The underwater world still calls to him, but the construction itself is now the biggest driving force. “When I first started building, I looked around for information, but there wasn’t a lot out there, since submarines are mostly classified as military. So I gave up. I decided to build it completely from my own imagination and common sense.”
For the past two years Westerberg, 26, has spent more than 2,400 hours, apart from his day job as a freelance mechanic, building his submarine. He had to invent a special device to bend the 30-millimeter, matte-finish sheet metal for his 6-meter-long hull. He used 200 kilos of filler metals in welding, and thought out all the tiniest details — from the Volvo seat and racer steering wheel down to the smallest, well-oiled mechanical bearing.
Now finished, the submarine weighs 8.7 metric tons and can dive to a depth of 100 meters. Down in the dark waters of the Gulf of Bothnia, the submarine is powered by an electric motor from a lathe, giving a modest top speed of 2.5 knots.
Westerberg’s submarine is only the second civil submarine in Sweden.
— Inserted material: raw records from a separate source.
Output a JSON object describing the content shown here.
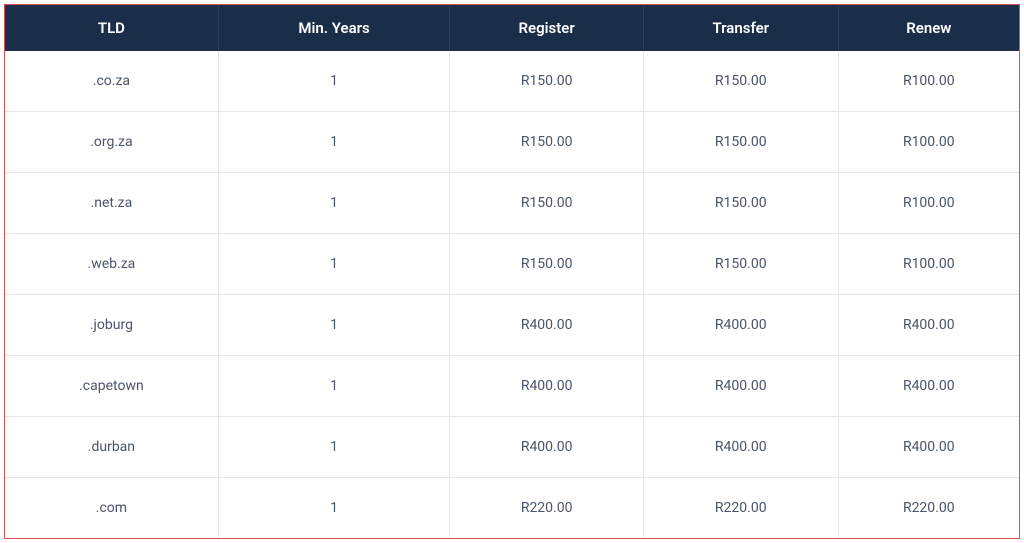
{
  "table": {
    "columns": [
      "TLD",
      "Min. Years",
      "Register",
      "Transfer",
      "Renew"
    ],
    "rows": [
      {
        "tld": ".co.za",
        "min_years": "1",
        "register": "R150.00",
        "transfer": "R150.00",
        "renew": "R100.00"
      },
      {
        "tld": ".org.za",
        "min_years": "1",
        "register": "R150.00",
        "transfer": "R150.00",
        "renew": "R100.00"
      },
      {
        "tld": ".net.za",
        "min_years": "1",
        "register": "R150.00",
        "transfer": "R150.00",
        "renew": "R100.00"
      },
      {
        "tld": ".web.za",
        "min_years": "1",
        "register": "R150.00",
        "transfer": "R150.00",
        "renew": "R100.00"
      },
      {
        "tld": ".joburg",
        "min_years": "1",
        "register": "R400.00",
        "transfer": "R400.00",
        "renew": "R400.00"
      },
      {
        "tld": ".capetown",
        "min_years": "1",
        "register": "R400.00",
        "transfer": "R400.00",
        "renew": "R400.00"
      },
      {
        "tld": ".durban",
        "min_years": "1",
        "register": "R400.00",
        "transfer": "R400.00",
        "renew": "R400.00"
      },
      {
        "tld": ".com",
        "min_years": "1",
        "register": "R220.00",
        "transfer": "R220.00",
        "renew": "R220.00"
      }
    ],
    "header_bg": "#1a2e4a",
    "header_color": "#ffffff",
    "border_color": "#d9534f",
    "row_border_color": "#e5e7eb",
    "cell_text_color": "#4a5568"
  }
}
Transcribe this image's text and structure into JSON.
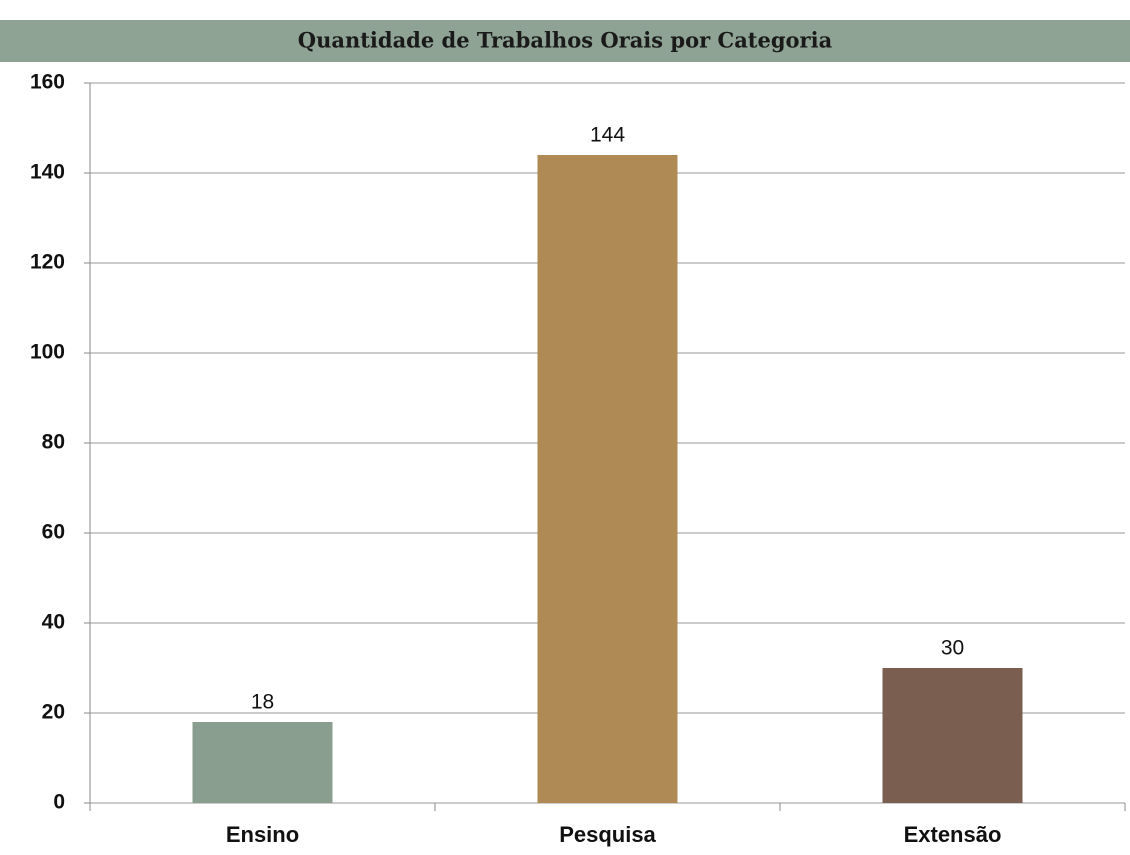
{
  "chart_data": {
    "type": "bar",
    "title": "Quantidade de Trabalhos Orais por Categoria",
    "categories": [
      "Ensino",
      "Pesquisa",
      "Extensão"
    ],
    "values": [
      18,
      144,
      30
    ],
    "colors": [
      "#8a9e8f",
      "#b08a55",
      "#7a5e50"
    ],
    "ylim": [
      0,
      160
    ],
    "yticks": [
      0,
      20,
      40,
      60,
      80,
      100,
      120,
      140,
      160
    ],
    "grid": true
  }
}
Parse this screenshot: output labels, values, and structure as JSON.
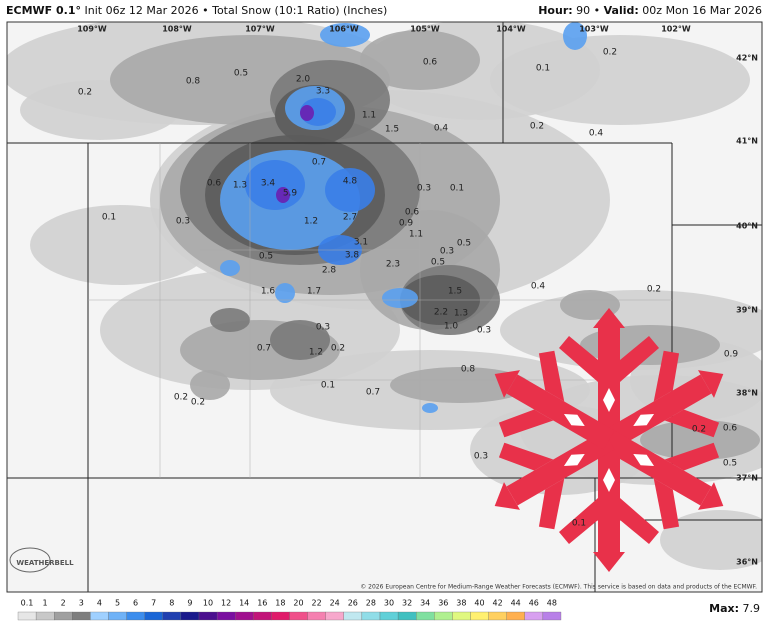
{
  "header": {
    "model": "ECMWF 0.1°",
    "init": "Init 06z 12 Mar 2026",
    "separator": "•",
    "product": "Total Snow (10:1 Ratio) (Inches)",
    "hour_label": "Hour:",
    "hour": "90",
    "valid_label": "Valid:",
    "valid": "00z Mon 16 Mar 2026"
  },
  "map": {
    "longitudes": [
      "109°W",
      "108°W",
      "107°W",
      "106°W",
      "105°W",
      "104°W",
      "103°W",
      "102°W"
    ],
    "latitudes": [
      "42°N",
      "41°N",
      "40°N",
      "39°N",
      "38°N",
      "37°N",
      "36°N"
    ],
    "snow_labels": [
      "0.2",
      "0.8",
      "0.5",
      "2.0",
      "3.3",
      "0.6",
      "0.1",
      "0.2",
      "1.1",
      "1.5",
      "0.4",
      "0.2",
      "0.4",
      "0.7",
      "4.8",
      "0.6",
      "1.3",
      "3.4",
      "5.9",
      "0.3",
      "0.1",
      "0.1",
      "0.3",
      "1.2",
      "2.7",
      "0.6",
      "0.9",
      "1.1",
      "3.1",
      "0.5",
      "0.3",
      "0.5",
      "3.8",
      "0.5",
      "2.8",
      "2.3",
      "0.4",
      "0.2",
      "1.6",
      "1.7",
      "1.5",
      "2.2",
      "1.3",
      "1.0",
      "0.3",
      "0.3",
      "0.7",
      "1.2",
      "0.2",
      "0.9",
      "0.8",
      "0.1",
      "0.7",
      "0.2",
      "0.2",
      "0.2",
      "0.6",
      "0.3",
      "0.5",
      "0.1"
    ],
    "copyright": "© 2026 European Centre for Medium-Range Weather Forecasts (ECMWF). This service is based on data and products of the ECMWF.",
    "logo": "WEATHERBELL"
  },
  "legend": {
    "ticks": [
      "0.1",
      "1",
      "2",
      "3",
      "4",
      "5",
      "6",
      "7",
      "8",
      "9",
      "10",
      "12",
      "14",
      "16",
      "18",
      "20",
      "22",
      "24",
      "26",
      "28",
      "30",
      "32",
      "34",
      "36",
      "38",
      "40",
      "42",
      "44",
      "46",
      "48"
    ],
    "max_label": "Max:",
    "max": "7.9"
  }
}
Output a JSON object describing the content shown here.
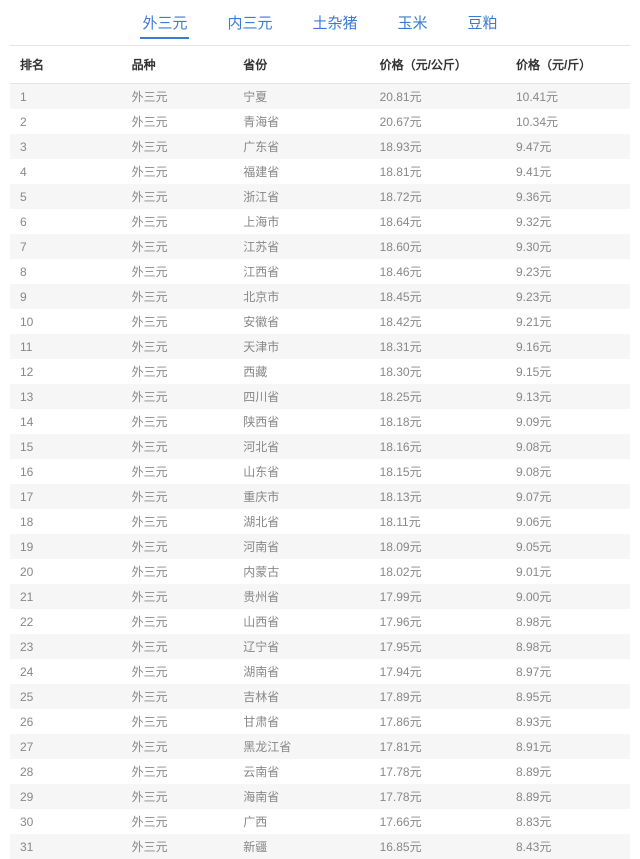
{
  "tabs": [
    {
      "label": "外三元",
      "active": true
    },
    {
      "label": "内三元",
      "active": false
    },
    {
      "label": "土杂猪",
      "active": false
    },
    {
      "label": "玉米",
      "active": false
    },
    {
      "label": "豆粕",
      "active": false
    }
  ],
  "columns": [
    "排名",
    "品种",
    "省份",
    "价格（元/公斤）",
    "价格（元/斤）"
  ],
  "rows": [
    [
      "1",
      "外三元",
      "宁夏",
      "20.81元",
      "10.41元"
    ],
    [
      "2",
      "外三元",
      "青海省",
      "20.67元",
      "10.34元"
    ],
    [
      "3",
      "外三元",
      "广东省",
      "18.93元",
      "9.47元"
    ],
    [
      "4",
      "外三元",
      "福建省",
      "18.81元",
      "9.41元"
    ],
    [
      "5",
      "外三元",
      "浙江省",
      "18.72元",
      "9.36元"
    ],
    [
      "6",
      "外三元",
      "上海市",
      "18.64元",
      "9.32元"
    ],
    [
      "7",
      "外三元",
      "江苏省",
      "18.60元",
      "9.30元"
    ],
    [
      "8",
      "外三元",
      "江西省",
      "18.46元",
      "9.23元"
    ],
    [
      "9",
      "外三元",
      "北京市",
      "18.45元",
      "9.23元"
    ],
    [
      "10",
      "外三元",
      "安徽省",
      "18.42元",
      "9.21元"
    ],
    [
      "11",
      "外三元",
      "天津市",
      "18.31元",
      "9.16元"
    ],
    [
      "12",
      "外三元",
      "西藏",
      "18.30元",
      "9.15元"
    ],
    [
      "13",
      "外三元",
      "四川省",
      "18.25元",
      "9.13元"
    ],
    [
      "14",
      "外三元",
      "陕西省",
      "18.18元",
      "9.09元"
    ],
    [
      "15",
      "外三元",
      "河北省",
      "18.16元",
      "9.08元"
    ],
    [
      "16",
      "外三元",
      "山东省",
      "18.15元",
      "9.08元"
    ],
    [
      "17",
      "外三元",
      "重庆市",
      "18.13元",
      "9.07元"
    ],
    [
      "18",
      "外三元",
      "湖北省",
      "18.11元",
      "9.06元"
    ],
    [
      "19",
      "外三元",
      "河南省",
      "18.09元",
      "9.05元"
    ],
    [
      "20",
      "外三元",
      "内蒙古",
      "18.02元",
      "9.01元"
    ],
    [
      "21",
      "外三元",
      "贵州省",
      "17.99元",
      "9.00元"
    ],
    [
      "22",
      "外三元",
      "山西省",
      "17.96元",
      "8.98元"
    ],
    [
      "23",
      "外三元",
      "辽宁省",
      "17.95元",
      "8.98元"
    ],
    [
      "24",
      "外三元",
      "湖南省",
      "17.94元",
      "8.97元"
    ],
    [
      "25",
      "外三元",
      "吉林省",
      "17.89元",
      "8.95元"
    ],
    [
      "26",
      "外三元",
      "甘肃省",
      "17.86元",
      "8.93元"
    ],
    [
      "27",
      "外三元",
      "黑龙江省",
      "17.81元",
      "8.91元"
    ],
    [
      "28",
      "外三元",
      "云南省",
      "17.78元",
      "8.89元"
    ],
    [
      "29",
      "外三元",
      "海南省",
      "17.78元",
      "8.89元"
    ],
    [
      "30",
      "外三元",
      "广西",
      "17.66元",
      "8.83元"
    ],
    [
      "31",
      "外三元",
      "新疆",
      "16.85元",
      "8.43元"
    ]
  ],
  "colors": {
    "tab_link": "#3a7bd5",
    "border": "#e5e5e5",
    "row_odd_bg": "#f6f6f6",
    "row_even_bg": "#ffffff",
    "header_text": "#333333",
    "cell_text": "#888888"
  }
}
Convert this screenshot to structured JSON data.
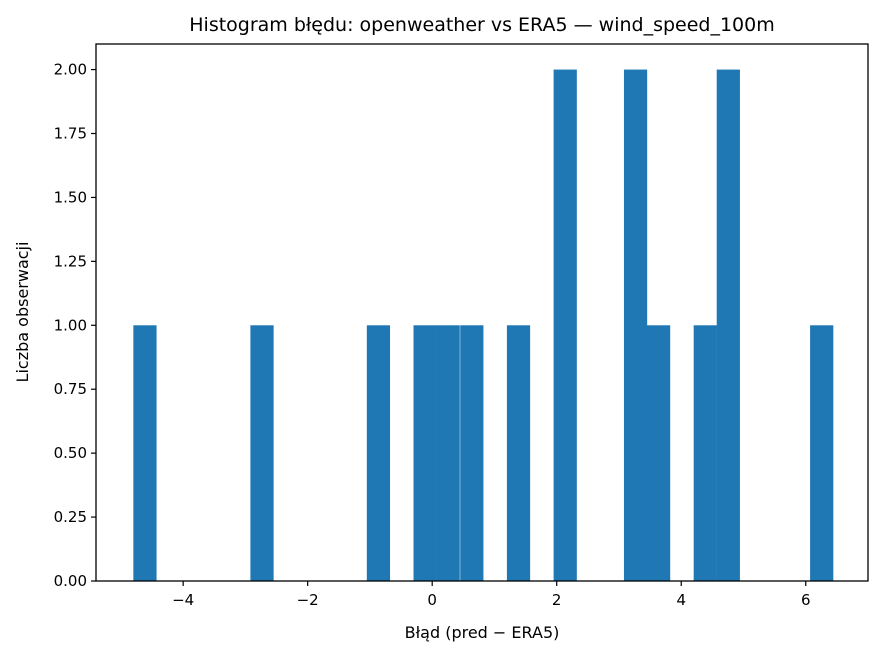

The first was built in the 1960s by Håkan Lans, who can also claim the invention of a Neanderthal computer mouse on his list of merits.
But there are other submarines in Swedish history.
In October 1981 the Soviet submarine U137, armed with nuclear torpedoes, ran aground in the Swedish archipelago, and for many years holidaymaking Swedes, wearing Speedos and sunscreen, kept a wary eye on the horizon.
“It would be funny to put the hammer and sickle on the sub,” Westerberg says laughing. “Then there could be a little action when I’m out and about.”